Sie stockte und konnte die Zeile nicht zu Ende singen. Zitternd preßte sie das Gesicht in die Kissen, auf denen das Köpfchen ihres Kindes ruhte.

Aus dem Raum, der unter der Schlafstube lag, klang der gedämpfte Hall von Schritten herauf, welche langsam hin und hergingen. Dort unten lag die Kammer, welche Mathes bewohnte.

Beim flackernden Schein einer Kerze ging er zwischen Kasten und Koffer hin und her und packte ein, was er vor fünf Monaten in den Purtschellerhof mitgebracht hatte. Als er fertig war, räumte er sauber die Kammer auf, blies das Licht aus – und da er sich aus Purtschellers Wirtschaft einen Karren nicht borgen wollte, nahm er den Koffer auf die Schulter. Niemand sah ihn das Haus verlassen. Draußen auf der Straße blieb er stehen, blickte zu den dunklen Fenstern hinauf und flüsterte: „B’hüt’ Dich Gott, Linerl!“

Die Nacht war lau; nur wenn der Wind ein wenig schärfer über die Berggehänge niederzog, spürte man den kühlen Hauch des Winters, der noch dort oben auf den Almen und in den Felsenkaren lag. Die wachsenden Bäche rauschten, und zahllos funkelten am stahlblauen Himmel die Sterne. Als der Weg steiler wurde, mußte Mathes alle paar hundert Schritt rasten. In der Nähe der Simmerau führte der Pfad über Stellen, auf denen der Schnee noch in großen Flecken lag; er sah sich schwärzlich an, und rings um seine Ränder war ein leises Rieseln zu vernehmen. Von der Höhe des Gehänges leuchtete ein rötlicher Schein.

„Sie schaffen beim Licht!“ murmelte Mathes.

Als er rascheren Ganges weiterstieg, sah er plötzlich vor seinen Füßen eine tiefe Kluft, welche quer den Pfad durchriß. Sie mußte in den letzten Tagen entstanden sein, denn am Sonntag, als er in der Simmerau zu Besuch bei seinen Leuten war, hatte er diese Schrunde noch nicht gesehen.

„Jetzt macht er flinke Arbeit, der Berg!“ Während Mathes die Kluft umging, welche zu breit war, als daß er sie mit seiner schweren Last hätte überspringen können, sah er mit sorgenvollen Blicken zum Himmel auf, dessen sternhelle Klarheit einen sonnigen Tag versprach. „Morgen wird ’s Wasser geben … und harte Stunden für ’n Vater!“

Er begann so rasch zu steigen, daß ihm der Schweiß in Fäden über Stirn und Wangen rann.

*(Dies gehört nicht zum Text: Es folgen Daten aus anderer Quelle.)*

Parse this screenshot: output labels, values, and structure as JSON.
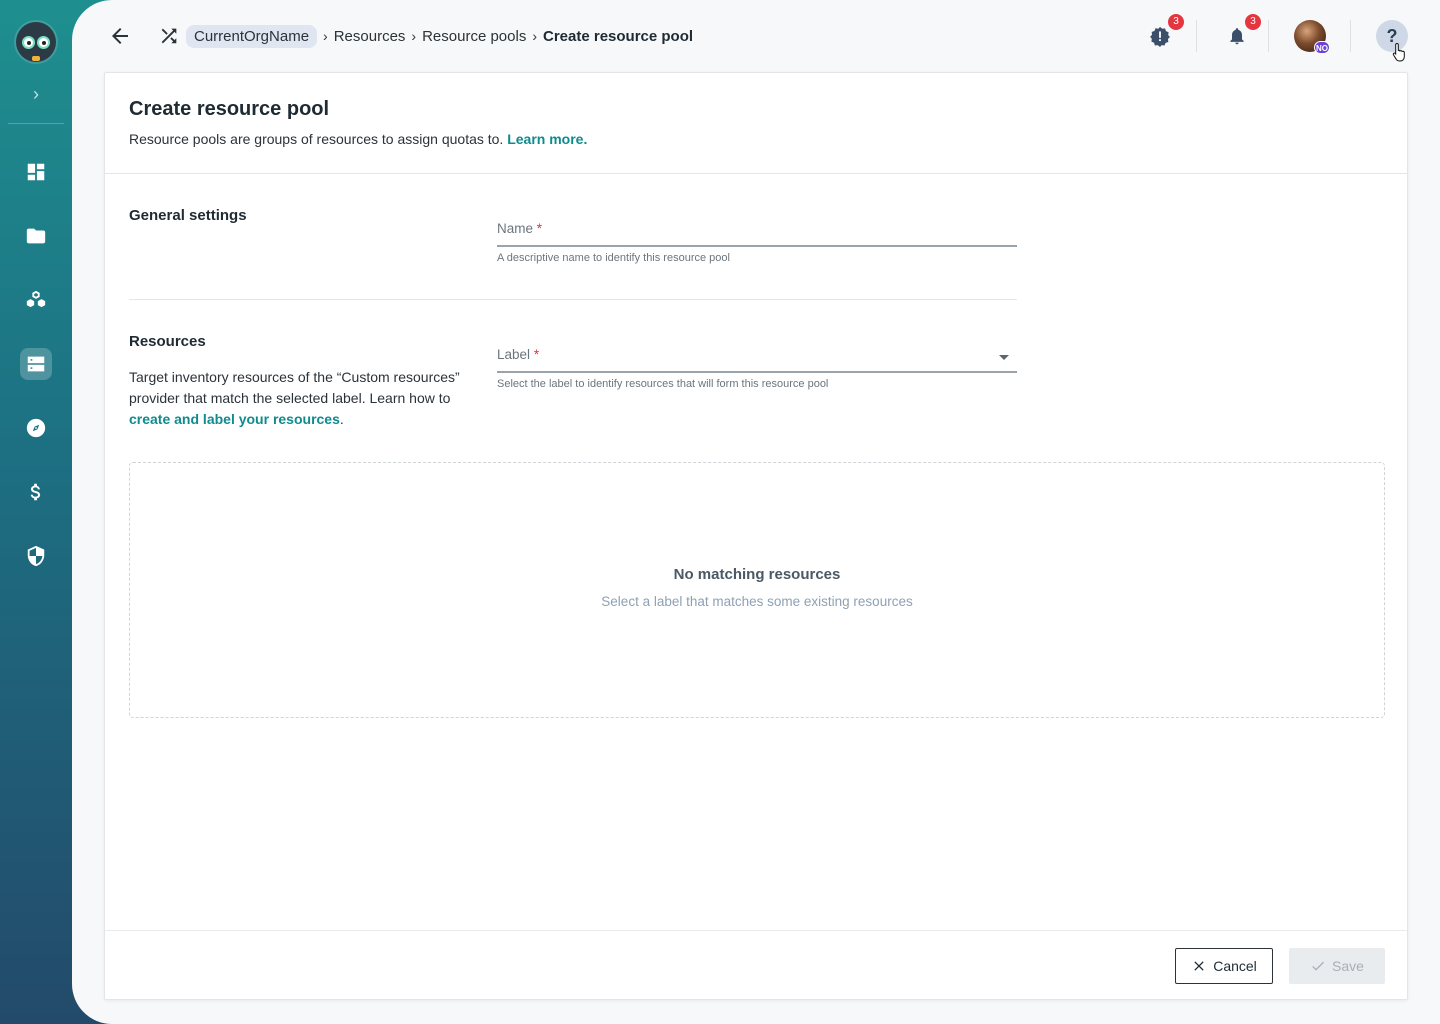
{
  "sidebar": {
    "items": [
      {
        "icon": "dashboard-icon"
      },
      {
        "icon": "folder-icon"
      },
      {
        "icon": "boxes-icon"
      },
      {
        "icon": "server-icon",
        "active": true
      },
      {
        "icon": "compass-icon"
      },
      {
        "icon": "dollar-icon"
      },
      {
        "icon": "shield-icon"
      }
    ]
  },
  "breadcrumb": {
    "org": "CurrentOrgName",
    "items": [
      "Resources",
      "Resource pools"
    ],
    "current": "Create resource pool"
  },
  "topbar": {
    "alerts_count": "3",
    "notifications_count": "3",
    "avatar_initials": "NO",
    "help_label": "?"
  },
  "header": {
    "title": "Create resource pool",
    "description": "Resource pools are groups of resources to assign quotas to. ",
    "learn_more": "Learn more."
  },
  "general": {
    "title": "General settings",
    "name_label": "Name",
    "required_mark": "*",
    "name_help": "A descriptive name to identify this resource pool"
  },
  "resources": {
    "title": "Resources",
    "text": "Target inventory resources of the “Custom resources” provider that match the selected label. Learn how to ",
    "link": "create and label your resources",
    "text_end": ".",
    "label_label": "Label",
    "label_help": "Select the label to identify resources that will form this resource pool"
  },
  "empty_state": {
    "title": "No matching resources",
    "subtitle": "Select a label that matches some existing resources"
  },
  "footer": {
    "cancel_label": "Cancel",
    "save_label": "Save"
  },
  "colors": {
    "accent": "#0f8b8d",
    "badge": "#e5363f",
    "sidebar_top": "#1e8f8f",
    "sidebar_bottom": "#234a6a"
  }
}
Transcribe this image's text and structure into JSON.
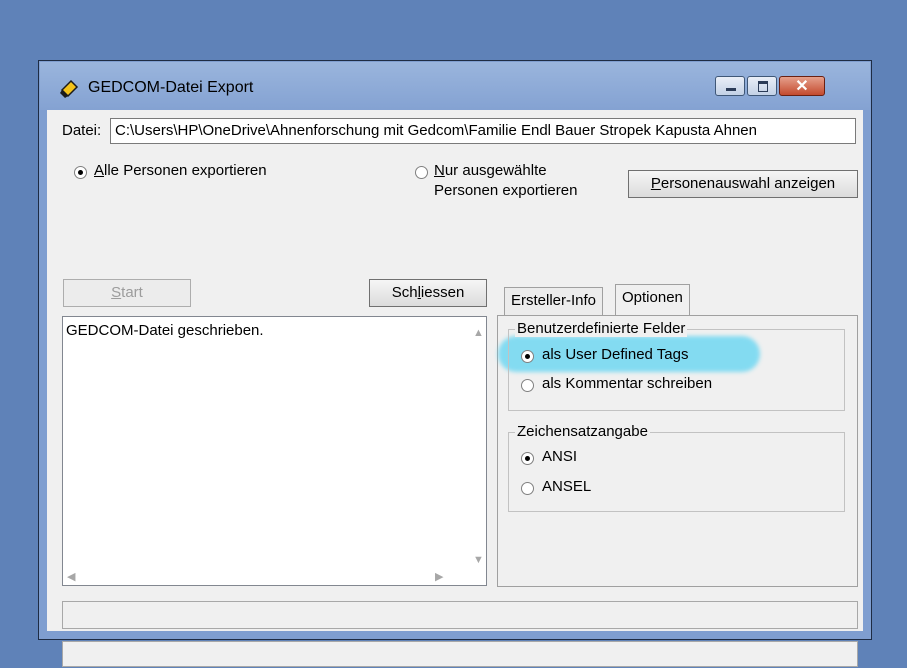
{
  "window": {
    "title": "GEDCOM-Datei Export"
  },
  "path": {
    "label": "Datei:",
    "value": "C:\\Users\\HP\\OneDrive\\Ahnenforschung mit Gedcom\\Familie Endl Bauer Stropek Kapusta Ahnen"
  },
  "export_scope": {
    "all_accel": "A",
    "all_rest": "lle Personen exportieren",
    "all_selected": true,
    "selected_accel": "N",
    "selected_line1_rest": "ur ausgewählte",
    "selected_line2": "Personen exportieren",
    "selected_selected": false
  },
  "buttons": {
    "show_selection_accel": "P",
    "show_selection_rest": "ersonenauswahl anzeigen",
    "start_accel": "S",
    "start_rest": "tart",
    "close_pre": "Sch",
    "close_accel": "l",
    "close_rest": "iessen"
  },
  "log": {
    "text": "GEDCOM-Datei geschrieben."
  },
  "tabs": [
    {
      "label": "Ersteller-Info",
      "active": false
    },
    {
      "label": "Optionen",
      "active": true
    }
  ],
  "options": {
    "custom_fields": {
      "title": "Benutzerdefinierte Felder",
      "opt1": "als User Defined Tags",
      "opt1_selected": true,
      "opt2": "als Kommentar schreiben",
      "opt2_selected": false
    },
    "charset": {
      "title": "Zeichensatzangabe",
      "opt1": "ANSI",
      "opt1_selected": true,
      "opt2": "ANSEL",
      "opt2_selected": false
    }
  },
  "colors": {
    "desktop": "#5f82b8",
    "highlight": "#5fd4f2",
    "close_button": "#c34a2e"
  },
  "icons": {
    "app": "shield-icon",
    "minimize": "minimize-icon",
    "maximize": "maximize-icon",
    "close": "close-icon",
    "scroll_up": "scroll-up-icon",
    "scroll_down": "scroll-down-icon",
    "scroll_left": "scroll-left-icon",
    "scroll_right": "scroll-right-icon"
  }
}
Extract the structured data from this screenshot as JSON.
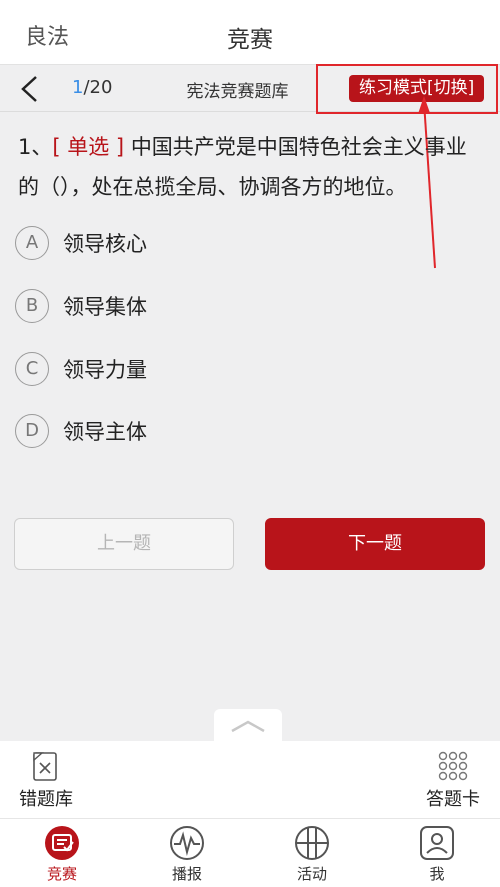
{
  "header": {
    "left_label": "良法",
    "title": "竞赛"
  },
  "quiz": {
    "current": "1",
    "total": "/20",
    "bank_name": "宪法竞赛题库",
    "mode_label": "练习模式[切换]",
    "question_number": "1、",
    "question_type": "[ 单选 ]",
    "question_line1": "中国共产党是中国特色社会主义事业",
    "question_line2": "的（），处在总揽全局、协调各方的地位。",
    "options": [
      {
        "letter": "A",
        "text": "领导核心"
      },
      {
        "letter": "B",
        "text": "领导集体"
      },
      {
        "letter": "C",
        "text": "领导力量"
      },
      {
        "letter": "D",
        "text": "领导主体"
      }
    ],
    "prev_label": "上一题",
    "next_label": "下一题"
  },
  "toolbar": {
    "wrong_bank_label": "错题库",
    "answer_card_label": "答题卡"
  },
  "nav": {
    "items": [
      {
        "label": "竞赛",
        "icon": "contest-icon"
      },
      {
        "label": "播报",
        "icon": "broadcast-icon"
      },
      {
        "label": "活动",
        "icon": "activity-icon"
      },
      {
        "label": "我",
        "icon": "profile-icon"
      }
    ],
    "active": "竞赛"
  },
  "colors": {
    "accent": "#b8141a",
    "highlight": "#e0262b",
    "counter": "#3a8ee6"
  }
}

Als er in die Nähe des elterlichen Hauses kam, dessen Dach sich schwarz von der roten, den Garten erfüllenden Fackelhelle abhob, klang ihm eine zitternde Männerstimme entgegen:

„Bub’! Bist Du ’s?“

„Ja, Vater!“

„Gott sei Lob und Dank!“

Der Alte kam in Hemdärmeln über den Bühel herunter gehumpelt und fragte verwundert: „Warum bringst denn Dein’ Kufer mit?“

Empfohlene Zitierweise:
verschiedene: Die Gartenlaube (1896). Ernst Keil's Nachfolger, Leipzig 1896, Seite 686. Digitale Volltext-Ausgabe bei Wikisource, URL: https://de.wikisource.org/w/index.php?title=Seite:Die_Gartenlaube_(1896)_0686.jpg&oldid=- (Version vom 30.7.2023)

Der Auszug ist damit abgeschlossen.